AWS Route 53, Google Cloud DNS, Azure DNS, Namecheap, DNSimple, Gandi, Porkbun, Dynadot, Vercel, DigitalOcean, Hetzner, Linode, Vultr, Hosting.com, Hostinger, Bluehost	Planned only — not exposed until real adapters and tests exist.

Safety model

• Zone-file operations are local and deterministic.
• Output writes refuse to overwrite existing files unless --overwrite is passed.
• copy --replace deletes all destination records before importing; use with care.
• Credentials are loaded through python-dotenv and environment variables, then redacted in status output.
• Unsupported providers are not exposed by donazopy providers; only providers with a real adapter and tests appear.
• assign_nameservers raises a clear "not supported" error on DNS-only delegation surfaces (Cloudflare, IONOS); use a registrar-capable provider (GoDaddy, Joker) to change delegation.

Documentation

Full docs are built from src_docs/md/ with MkDocs + ProtoDocs + MaterialX:

./docs.sh serve   # live preview at http://127.0.0.1:8000
./docs.sh build   # write static output to docs/

Config: mkdocs/mkdocs.yml.

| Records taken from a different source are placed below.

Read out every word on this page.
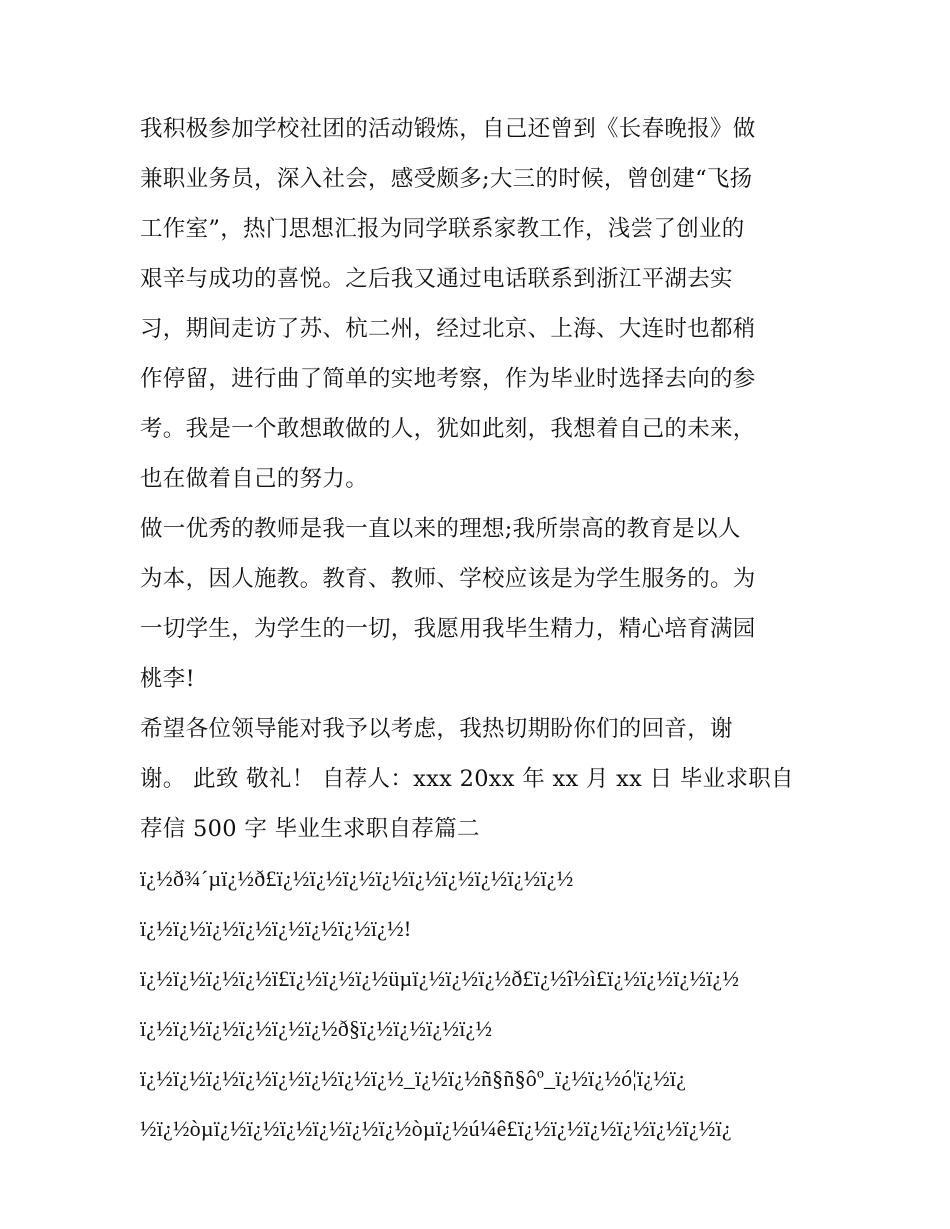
我积极参加学校社团的活动锻炼，自己还曾到《长春晚报》做
兼职业务员，深入社会，感受颇多;大三的时候，曾创建“飞扬
工作室”，热门思想汇报为同学联系家教工作，浅尝了创业的
艰辛与成功的喜悦。之后我又通过电话联系到浙江平湖去实
习，期间走访了苏、杭二州，经过北京、上海、大连时也都稍
作停留，进行曲了简单的实地考察，作为毕业时选择去向的参
考。我是一个敢想敢做的人，犹如此刻，我想着自己的未来，
也在做着自己的努力。
做一优秀的教师是我一直以来的理想;我所崇高的教育是以人
为本，因人施教。教育、教师、学校应该是为学生服务的。为
一切学生，为学生的一切，我愿用我毕生精力，精心培育满园
桃李!
希望各位领导能对我予以考虑，我热切期盼你们的回音，谢
谢。 此致 敬礼！ 自荐人：xxx 20xx 年 xx 月 xx 日 毕业求职自
荐信 500 字 毕业生求职自荐篇二
ï¿½ð¾´µï¿½ð£ï¿½ï¿½ï¿½ï¿½ï¿½ï¿½ï¿½ï¿½ï¿½
ï¿½ï¿½ï¿½ï¿½ï¿½ï¿½ï¿½ï¿½!
ï¿½ï¿½ï¿½ï¿½ï£ï¿½ï¿½ï¿½üµï¿½ï¿½ï¿½ð£ï¿½î½ì£ï¿½ï¿½ï¿½ï¿½
ï¿½ï¿½ï¿½ï¿½ï¿½ï¿½ð§ï¿½ï¿½ï¿½ï¿½
ï¿½ï¿½ï¿½ï¿½ï¿½ï¿½ï¿½ï¿½_ï¿½ï¿½ñ§ñ§ôº_ï¿½ï¿½ó¦ï¿½ï¿
½ï¿½òµï¿½ï¿½ï¿½ï¿½ï¿½ï¿½òµï¿½ú¼ê£ï¿½ï¿½ï¿½ï¿½ï¿½ï¿½ï¿
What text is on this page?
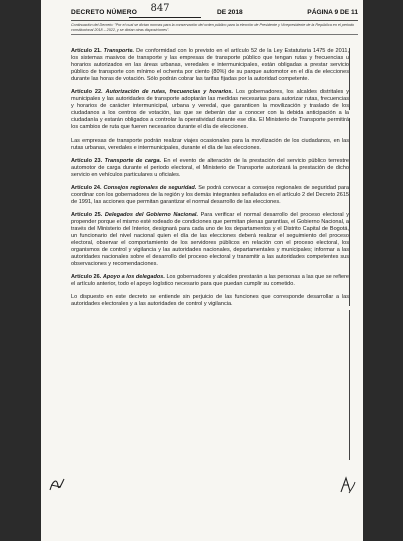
DECRETO NÚMERO	847	DE 2018	PÁGINA 9 DE 11
Continuación del Decreto: "Por el cual se dictan normas para la conservación del orden público para la elección de Presidente y Vicepresidente de la República en el periodo constitucional 2018 – 2022, y se dictan otras disposiciones".

Artículo 21. Transporte. De conformidad con lo previsto en el artículo 52 de la Ley Estatutaria 1475 de 2011, los sistemas masivos de transporte y las empresas de transporte público que tengan rutas y frecuencias u horarios autorizados en las áreas urbanas, veredales e intermunicipales, están obligadas a prestar servicio público de transporte con mínimo el ochenta por ciento (80%) de su parque automotor en el día de elecciones durante las horas de votación. Sólo podrán cobrar las tarifas fijadas por la autoridad competente.

Artículo 22. Autorización de rutas, frecuencias y horarios. Los gobernadores, los alcaldes distritales y municipales y las autoridades de transporte adoptarán las medidas necesarias para autorizar rutas, frecuencias y horarios de carácter intermunicipal, urbana y veredal, que garanticen la movilización y traslado de los ciudadanos a los centros de votación, las que se deberán dar a conocer con la debida anticipación a la ciudadanía y estarán obligados a controlar la operatividad durante ese día. El Ministerio de Transporte permitirá los cambios de ruta que fueren necesarios durante el día de elecciones.

Las empresas de transporte podrán realizar viajes ocasionales para la movilización de los ciudadanos, en las rutas urbanas, veredales e intermunicipales, durante el día de las elecciones.

Artículo 23. Transporte de carga. En el evento de alteración de la prestación del servicio público terrestre automotor de carga durante el periodo electoral, el Ministerio de Transporte autorizará la prestación de dicho servicio en vehículos particulares u oficiales.

Artículo 24. Consejos regionales de seguridad. Se podrá convocar a consejos regionales de seguridad para coordinar con los gobernadores de la región y los demás integrantes señalados en el artículo 2 del Decreto 2615 de 1991, las acciones que permitan garantizar el normal desarrollo de las elecciones.

Artículo 25. Delegados del Gobierno Nacional. Para verificar el normal desarrollo del proceso electoral y propender porque el mismo esté rodeado de condiciones que permitan plenas garantías, el Gobierno Nacional, a través del Ministerio del Interior, designará para cada uno de los departamentos y el Distrito Capital de Bogotá, un funcionario del nivel nacional quien el día de las elecciones deberá realizar el seguimiento del proceso electoral, observar el comportamiento de los servidores públicos en relación con el proceso electoral, los organismos de control y vigilancia y las autoridades nacionales, departamentales y municipales; informar a las autoridades nacionales sobre el desarrollo del proceso electoral y transmitir a las autoridades competentes sus observaciones y recomendaciones.

Artículo 26. Apoyo a los delegados. Los gobernadores y alcaldes prestarán a las personas a las que se refiere el artículo anterior, todo el apoyo logístico necesario para que puedan cumplir su cometido.

Lo dispuesto en este decreto se entiende sin perjuicio de las funciones que corresponde desarrollar a las autoridades electorales y a las autoridades de control y vigilancia.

Pre-built output is committed to docs/.

Development commands

uv sync
uvx hatch test
uvx ruff check .
uvx --with pytest --with dnspython --with fire --with httpx --with python-dotenv pyright src tests
python -m compileall src tests
./build.sh

./build.sh runs uvx hatch clean and uvx hatch build. ./publish.sh runs uvx hatch clean, uvx gitnextver, uvx hatch build, then uv publish.

Do not commit provider credentials, .env, .pypirc, or private research material.